The data matches the anecdotes

I hear plenty of anecdotes from nursing homes. All of them are consistent with the deadly vaccine hypothesis. The ones highlighted such as Annandale and AVV cannot be explained by the “safe and effective” hypothesis.

My Twitter post

Summary

This CMS data is ground truth data. It simply doesn’t get any better than this dataset: it’s the biggest target audience, the data is fully reported on a per facility basis, and there are over 1M data reports and the data is provided on a record level basis. The data isn’t perfect, it never is, but this data is really “the very best you can get.” You cannot do any better. This is the best.

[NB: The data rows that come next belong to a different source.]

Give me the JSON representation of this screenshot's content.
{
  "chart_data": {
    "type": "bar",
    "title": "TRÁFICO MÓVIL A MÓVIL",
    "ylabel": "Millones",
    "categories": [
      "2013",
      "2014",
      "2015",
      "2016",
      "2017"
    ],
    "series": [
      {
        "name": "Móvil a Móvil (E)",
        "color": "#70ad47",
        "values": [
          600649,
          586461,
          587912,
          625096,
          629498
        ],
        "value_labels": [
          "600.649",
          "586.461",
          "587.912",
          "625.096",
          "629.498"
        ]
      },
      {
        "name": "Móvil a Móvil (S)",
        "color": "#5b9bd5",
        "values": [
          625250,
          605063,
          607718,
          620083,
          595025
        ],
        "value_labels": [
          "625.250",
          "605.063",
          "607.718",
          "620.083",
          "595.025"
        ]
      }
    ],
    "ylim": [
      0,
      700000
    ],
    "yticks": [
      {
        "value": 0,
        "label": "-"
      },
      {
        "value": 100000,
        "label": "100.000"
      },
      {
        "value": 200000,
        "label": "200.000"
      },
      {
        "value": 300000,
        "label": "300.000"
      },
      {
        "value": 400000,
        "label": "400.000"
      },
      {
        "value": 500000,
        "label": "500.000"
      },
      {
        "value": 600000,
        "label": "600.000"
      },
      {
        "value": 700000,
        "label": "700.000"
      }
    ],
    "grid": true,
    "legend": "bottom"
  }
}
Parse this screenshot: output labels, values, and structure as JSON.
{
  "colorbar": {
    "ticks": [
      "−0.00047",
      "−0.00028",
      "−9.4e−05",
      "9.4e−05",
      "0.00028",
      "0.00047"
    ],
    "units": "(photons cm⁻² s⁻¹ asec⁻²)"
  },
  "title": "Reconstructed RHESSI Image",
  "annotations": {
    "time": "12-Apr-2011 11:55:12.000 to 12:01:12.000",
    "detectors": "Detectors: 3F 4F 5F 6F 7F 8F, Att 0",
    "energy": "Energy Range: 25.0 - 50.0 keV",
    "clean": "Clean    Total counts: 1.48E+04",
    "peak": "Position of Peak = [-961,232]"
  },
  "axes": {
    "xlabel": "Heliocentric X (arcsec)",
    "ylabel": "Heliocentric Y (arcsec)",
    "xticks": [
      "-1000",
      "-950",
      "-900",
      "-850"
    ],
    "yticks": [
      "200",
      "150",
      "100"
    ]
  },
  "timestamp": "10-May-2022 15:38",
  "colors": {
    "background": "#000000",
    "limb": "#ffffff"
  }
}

And this is also the very “best case” analysis where the vaccine should perform at optimum levels and the COVID IFR should have dropped like a rock. Here’s why: in early 2021, the US was still on the original variant so the vaccine matched the variant. Instead of the IFR dropping like they promised, the IFR dramatically increased. The vaccine was a complete bust. It did the opposite. Not only could you die from the shot itself, but it made it more likely you’d get COVID, and more likely for you to die from COVID. In short, it made everything worse.

There wasn’t a single thing that the COVID vaccine did that improved health outcomes.

They promised us that the vaccines would:

  1. Decrease risk of infection

  2. Decrease your risk of dying if you got infected

Even if it did just one of these sufficiently well, it might be a success. But it did neither. It made both worse. And it also increased short and long term risk of all-cause death. It was a quadruple whammy.

There also appears to be a huge QA problem with the batches. Some facilities had an “impossibly high” instant or near instant death rate while other places reported no problem. You can’t have a 25% same-day death rate at one facility and a 0% same-day death rate at another facility if there isn’t a QA problem with batches.

The nursing facilities that saw the huge death rates after dose #1 should never have offered any of their residents Dose #2. They should be held criminally liable for ignoring their duty to protect their residents.

Will this analysis change anyone’s behavior? No, they will just ignore it as they always do because they cannot respond to it. It would just draw public attention to all the harm they’ve caused.

But I thought you should know the truth.